For decades, Californians with rooftop panels have been credited for excess power at or near the full retail electricity rate. Supporters say this incentive has been crucial to the state’s efforts to fight climate change, but critics contend it has unfairly favored only those wealthy enough to afford solar.
The proposal, unveiled last month by the California Public Utilities Commission, would change the so-called “net metering” policy by compensating solar owners for surplus power at a lower rate determined by the cost the utility would have spent to buy clean power elsewhere.
It would also offer new credits to systems paired with batteries that would allow homes to keep excess power in reserve when demand is low, then feed it into the grid after dark when solar energy resources stop producing but demand is high. That would help stabilize California’s grid, maintaining reliability during its ambitious transition away from fossil fuels.
The vote by the five-member commission is being watched nationwide because policies made in California often serve as a template for other states seeking to replace fossil fuels with renewable energy.

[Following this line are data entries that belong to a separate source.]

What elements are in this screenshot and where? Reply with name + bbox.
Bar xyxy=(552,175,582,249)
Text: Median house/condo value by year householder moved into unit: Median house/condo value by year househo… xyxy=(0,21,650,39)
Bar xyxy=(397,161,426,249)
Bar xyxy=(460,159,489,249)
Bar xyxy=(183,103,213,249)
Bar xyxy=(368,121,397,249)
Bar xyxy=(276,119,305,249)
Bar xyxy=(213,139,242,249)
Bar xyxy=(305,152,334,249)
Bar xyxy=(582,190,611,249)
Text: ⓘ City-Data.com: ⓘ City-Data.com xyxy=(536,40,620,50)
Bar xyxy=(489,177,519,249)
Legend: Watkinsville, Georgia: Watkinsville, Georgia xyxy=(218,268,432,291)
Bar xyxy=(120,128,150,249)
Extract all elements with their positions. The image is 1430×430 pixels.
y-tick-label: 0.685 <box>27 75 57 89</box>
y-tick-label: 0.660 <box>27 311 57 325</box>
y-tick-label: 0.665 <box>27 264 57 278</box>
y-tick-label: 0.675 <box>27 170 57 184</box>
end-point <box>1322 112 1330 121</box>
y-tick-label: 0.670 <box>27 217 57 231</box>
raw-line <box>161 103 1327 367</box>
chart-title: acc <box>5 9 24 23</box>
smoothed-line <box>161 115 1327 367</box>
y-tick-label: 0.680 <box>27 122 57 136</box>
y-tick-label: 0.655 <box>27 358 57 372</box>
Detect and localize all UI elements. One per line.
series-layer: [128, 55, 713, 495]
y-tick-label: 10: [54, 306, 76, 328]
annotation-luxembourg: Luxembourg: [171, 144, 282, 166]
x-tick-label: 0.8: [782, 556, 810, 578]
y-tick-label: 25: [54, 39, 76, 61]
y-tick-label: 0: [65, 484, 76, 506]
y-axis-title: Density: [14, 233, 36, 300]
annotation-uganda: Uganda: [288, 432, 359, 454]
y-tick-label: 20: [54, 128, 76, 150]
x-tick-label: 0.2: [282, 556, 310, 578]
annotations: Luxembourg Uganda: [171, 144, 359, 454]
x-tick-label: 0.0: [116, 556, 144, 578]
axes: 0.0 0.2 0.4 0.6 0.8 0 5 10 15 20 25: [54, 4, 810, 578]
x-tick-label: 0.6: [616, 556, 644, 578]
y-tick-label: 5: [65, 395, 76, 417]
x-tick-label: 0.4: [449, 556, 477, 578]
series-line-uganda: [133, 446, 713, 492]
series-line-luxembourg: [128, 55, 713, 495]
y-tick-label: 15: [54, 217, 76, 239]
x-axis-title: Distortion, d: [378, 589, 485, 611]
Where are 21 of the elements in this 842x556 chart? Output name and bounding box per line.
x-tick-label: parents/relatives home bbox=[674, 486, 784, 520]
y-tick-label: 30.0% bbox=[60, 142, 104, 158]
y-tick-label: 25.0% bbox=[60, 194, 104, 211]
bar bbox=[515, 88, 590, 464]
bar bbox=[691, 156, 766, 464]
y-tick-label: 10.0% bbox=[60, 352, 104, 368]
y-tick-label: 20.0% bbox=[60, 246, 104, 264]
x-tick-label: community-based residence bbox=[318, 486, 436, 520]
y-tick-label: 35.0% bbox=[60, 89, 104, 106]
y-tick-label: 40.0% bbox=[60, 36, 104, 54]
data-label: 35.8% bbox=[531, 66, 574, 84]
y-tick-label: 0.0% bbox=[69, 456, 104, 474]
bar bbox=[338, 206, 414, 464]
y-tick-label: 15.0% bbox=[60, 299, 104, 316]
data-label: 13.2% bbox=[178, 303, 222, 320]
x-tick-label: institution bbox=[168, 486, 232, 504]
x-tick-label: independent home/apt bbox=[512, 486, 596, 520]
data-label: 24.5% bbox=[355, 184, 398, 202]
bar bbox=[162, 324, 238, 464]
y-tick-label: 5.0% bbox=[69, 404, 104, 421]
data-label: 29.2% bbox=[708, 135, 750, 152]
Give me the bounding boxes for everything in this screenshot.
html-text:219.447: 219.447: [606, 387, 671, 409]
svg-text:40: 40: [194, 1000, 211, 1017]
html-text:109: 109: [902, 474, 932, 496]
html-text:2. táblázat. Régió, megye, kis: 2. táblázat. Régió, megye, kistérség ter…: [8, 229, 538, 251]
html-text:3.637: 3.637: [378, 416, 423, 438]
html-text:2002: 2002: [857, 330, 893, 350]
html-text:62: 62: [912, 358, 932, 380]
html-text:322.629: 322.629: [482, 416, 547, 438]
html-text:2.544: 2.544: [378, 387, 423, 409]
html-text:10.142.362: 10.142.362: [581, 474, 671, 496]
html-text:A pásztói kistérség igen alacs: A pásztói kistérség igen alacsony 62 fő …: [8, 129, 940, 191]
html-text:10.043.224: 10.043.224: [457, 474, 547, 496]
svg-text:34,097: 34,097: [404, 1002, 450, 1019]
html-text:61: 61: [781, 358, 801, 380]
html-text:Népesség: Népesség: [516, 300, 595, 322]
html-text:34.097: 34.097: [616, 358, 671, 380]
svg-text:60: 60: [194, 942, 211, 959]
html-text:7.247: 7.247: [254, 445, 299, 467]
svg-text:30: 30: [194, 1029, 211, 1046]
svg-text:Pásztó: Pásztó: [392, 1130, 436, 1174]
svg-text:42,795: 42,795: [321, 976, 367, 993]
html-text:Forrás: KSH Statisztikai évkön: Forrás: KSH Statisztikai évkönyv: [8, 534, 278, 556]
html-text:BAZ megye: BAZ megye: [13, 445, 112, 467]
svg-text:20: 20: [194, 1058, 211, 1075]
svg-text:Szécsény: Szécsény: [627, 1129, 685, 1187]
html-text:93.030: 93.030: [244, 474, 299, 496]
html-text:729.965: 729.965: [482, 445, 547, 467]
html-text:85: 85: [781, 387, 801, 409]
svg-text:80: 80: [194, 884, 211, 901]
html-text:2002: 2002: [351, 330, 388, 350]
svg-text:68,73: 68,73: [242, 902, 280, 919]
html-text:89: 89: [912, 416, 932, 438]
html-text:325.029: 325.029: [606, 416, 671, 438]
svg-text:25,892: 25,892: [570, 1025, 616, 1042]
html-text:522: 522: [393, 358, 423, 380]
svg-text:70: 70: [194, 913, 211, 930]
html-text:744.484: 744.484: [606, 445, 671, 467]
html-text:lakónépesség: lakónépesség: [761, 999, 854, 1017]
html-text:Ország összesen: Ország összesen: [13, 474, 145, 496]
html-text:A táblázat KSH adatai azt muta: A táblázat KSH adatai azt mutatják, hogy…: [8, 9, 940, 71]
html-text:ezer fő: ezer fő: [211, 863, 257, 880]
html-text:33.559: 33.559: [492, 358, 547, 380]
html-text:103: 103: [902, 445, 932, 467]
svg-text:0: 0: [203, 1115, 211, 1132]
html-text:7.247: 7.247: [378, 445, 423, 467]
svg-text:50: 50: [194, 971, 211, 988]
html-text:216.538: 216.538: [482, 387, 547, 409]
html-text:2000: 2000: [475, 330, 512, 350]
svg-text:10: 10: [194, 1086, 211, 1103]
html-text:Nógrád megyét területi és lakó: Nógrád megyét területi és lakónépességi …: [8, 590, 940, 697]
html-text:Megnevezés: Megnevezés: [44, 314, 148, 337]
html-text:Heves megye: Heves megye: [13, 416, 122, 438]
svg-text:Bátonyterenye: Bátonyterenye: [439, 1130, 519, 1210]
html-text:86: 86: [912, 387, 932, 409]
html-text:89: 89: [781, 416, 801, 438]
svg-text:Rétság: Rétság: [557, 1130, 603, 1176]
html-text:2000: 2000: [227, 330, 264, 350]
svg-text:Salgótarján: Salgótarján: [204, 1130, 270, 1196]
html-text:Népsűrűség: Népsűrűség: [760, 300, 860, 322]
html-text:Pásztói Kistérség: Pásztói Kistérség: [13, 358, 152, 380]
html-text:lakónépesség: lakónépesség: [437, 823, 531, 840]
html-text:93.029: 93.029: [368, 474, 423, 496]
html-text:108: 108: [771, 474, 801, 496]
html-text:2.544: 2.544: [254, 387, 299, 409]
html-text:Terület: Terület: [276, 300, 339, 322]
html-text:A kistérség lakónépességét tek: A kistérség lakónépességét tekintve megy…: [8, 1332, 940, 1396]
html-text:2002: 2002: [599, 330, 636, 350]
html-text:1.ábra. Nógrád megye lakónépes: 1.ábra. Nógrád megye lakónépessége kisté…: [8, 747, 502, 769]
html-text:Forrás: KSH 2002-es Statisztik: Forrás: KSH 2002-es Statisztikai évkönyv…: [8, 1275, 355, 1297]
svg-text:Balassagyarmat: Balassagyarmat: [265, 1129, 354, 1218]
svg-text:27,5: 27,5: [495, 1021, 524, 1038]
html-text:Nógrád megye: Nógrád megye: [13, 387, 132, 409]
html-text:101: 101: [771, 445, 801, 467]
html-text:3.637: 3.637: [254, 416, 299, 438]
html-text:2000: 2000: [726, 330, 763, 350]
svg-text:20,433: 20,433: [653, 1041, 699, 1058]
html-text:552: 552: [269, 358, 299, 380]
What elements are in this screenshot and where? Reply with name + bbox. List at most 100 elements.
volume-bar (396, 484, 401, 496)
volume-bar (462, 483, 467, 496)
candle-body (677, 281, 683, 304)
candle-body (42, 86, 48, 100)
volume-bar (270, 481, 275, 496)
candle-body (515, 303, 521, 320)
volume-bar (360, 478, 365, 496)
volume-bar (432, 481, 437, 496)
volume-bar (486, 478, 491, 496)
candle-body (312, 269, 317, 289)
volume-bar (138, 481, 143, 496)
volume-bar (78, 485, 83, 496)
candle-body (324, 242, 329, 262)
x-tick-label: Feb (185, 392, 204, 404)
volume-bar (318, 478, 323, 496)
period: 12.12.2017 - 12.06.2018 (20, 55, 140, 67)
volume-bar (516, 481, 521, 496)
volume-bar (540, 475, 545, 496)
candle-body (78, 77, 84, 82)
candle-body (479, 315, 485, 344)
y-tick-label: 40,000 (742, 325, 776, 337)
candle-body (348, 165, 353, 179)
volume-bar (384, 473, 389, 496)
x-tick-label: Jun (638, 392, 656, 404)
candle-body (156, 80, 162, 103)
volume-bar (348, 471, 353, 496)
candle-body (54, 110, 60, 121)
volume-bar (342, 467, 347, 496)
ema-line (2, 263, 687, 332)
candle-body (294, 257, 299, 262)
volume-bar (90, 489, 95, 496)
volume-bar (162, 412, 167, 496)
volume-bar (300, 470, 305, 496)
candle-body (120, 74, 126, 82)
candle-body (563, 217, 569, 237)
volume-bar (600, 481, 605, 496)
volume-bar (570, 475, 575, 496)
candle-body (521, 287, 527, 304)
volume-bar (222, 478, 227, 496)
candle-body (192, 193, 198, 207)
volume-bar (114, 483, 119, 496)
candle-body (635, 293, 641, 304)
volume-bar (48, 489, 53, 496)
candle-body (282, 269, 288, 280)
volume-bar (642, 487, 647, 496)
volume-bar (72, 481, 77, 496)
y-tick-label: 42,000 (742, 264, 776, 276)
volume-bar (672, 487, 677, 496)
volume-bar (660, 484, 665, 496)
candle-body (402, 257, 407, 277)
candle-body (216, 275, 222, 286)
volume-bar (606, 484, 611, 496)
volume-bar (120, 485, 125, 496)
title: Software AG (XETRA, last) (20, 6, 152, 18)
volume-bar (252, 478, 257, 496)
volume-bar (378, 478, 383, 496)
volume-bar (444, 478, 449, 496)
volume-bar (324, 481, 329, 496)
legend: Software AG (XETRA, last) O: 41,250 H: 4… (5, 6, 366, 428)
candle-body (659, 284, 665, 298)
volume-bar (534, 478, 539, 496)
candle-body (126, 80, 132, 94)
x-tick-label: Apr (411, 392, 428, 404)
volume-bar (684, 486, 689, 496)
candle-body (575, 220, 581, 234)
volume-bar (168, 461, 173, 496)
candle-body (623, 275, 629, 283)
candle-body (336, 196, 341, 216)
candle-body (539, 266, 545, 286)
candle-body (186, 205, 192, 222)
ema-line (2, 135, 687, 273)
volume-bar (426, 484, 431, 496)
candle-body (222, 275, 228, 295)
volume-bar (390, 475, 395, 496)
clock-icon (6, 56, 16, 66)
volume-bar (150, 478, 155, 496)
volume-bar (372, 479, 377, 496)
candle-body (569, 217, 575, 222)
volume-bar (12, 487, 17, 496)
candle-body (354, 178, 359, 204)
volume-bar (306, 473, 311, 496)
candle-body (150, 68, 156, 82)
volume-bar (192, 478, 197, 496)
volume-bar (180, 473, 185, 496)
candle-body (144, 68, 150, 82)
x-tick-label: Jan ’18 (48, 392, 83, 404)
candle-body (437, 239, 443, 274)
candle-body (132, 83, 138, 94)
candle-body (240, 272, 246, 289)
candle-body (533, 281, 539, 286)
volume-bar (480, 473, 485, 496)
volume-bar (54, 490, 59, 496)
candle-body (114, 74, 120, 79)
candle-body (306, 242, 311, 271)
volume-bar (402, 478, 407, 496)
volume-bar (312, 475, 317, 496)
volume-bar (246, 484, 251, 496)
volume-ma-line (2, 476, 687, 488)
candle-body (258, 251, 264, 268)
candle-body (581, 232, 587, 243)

Utilities and ratepayer advocates support the proposal, arguing the existing policy pushes most of the cost burden of maintaining the grid onto the shoulders of customers without panels, who tend to be less affluent. Solar companies counter that the changes would slow new installations and threaten California’s clean energy and climate change goals.
“We’ve outgrown this policy and it is not sustainable,” Matt Baker, director of the Public Advocates Office, an independent ratepayer advocate at the CPUC that supports the proposed reforms.
A utility-backed group, Affordable Clean Energy For All, has said the changes do not go far enough to alleviate the cost burden on lower-income households.
California’s three investor-owned utilities are Pacific Gas & Electric, Southern California Edison and San Diego Gas & Electric.
The longstanding policy has propelled growth for national residential installers like Sunrun Inc and SunPower Corp as well as hundreds of local companies, and made California a national leader in solar installations.
The PUC has said solar would still make economic sense after the reforms. Customers installing solar with a battery, for example, would save about $136 a month under the plan, compared with $100 a month with just solar.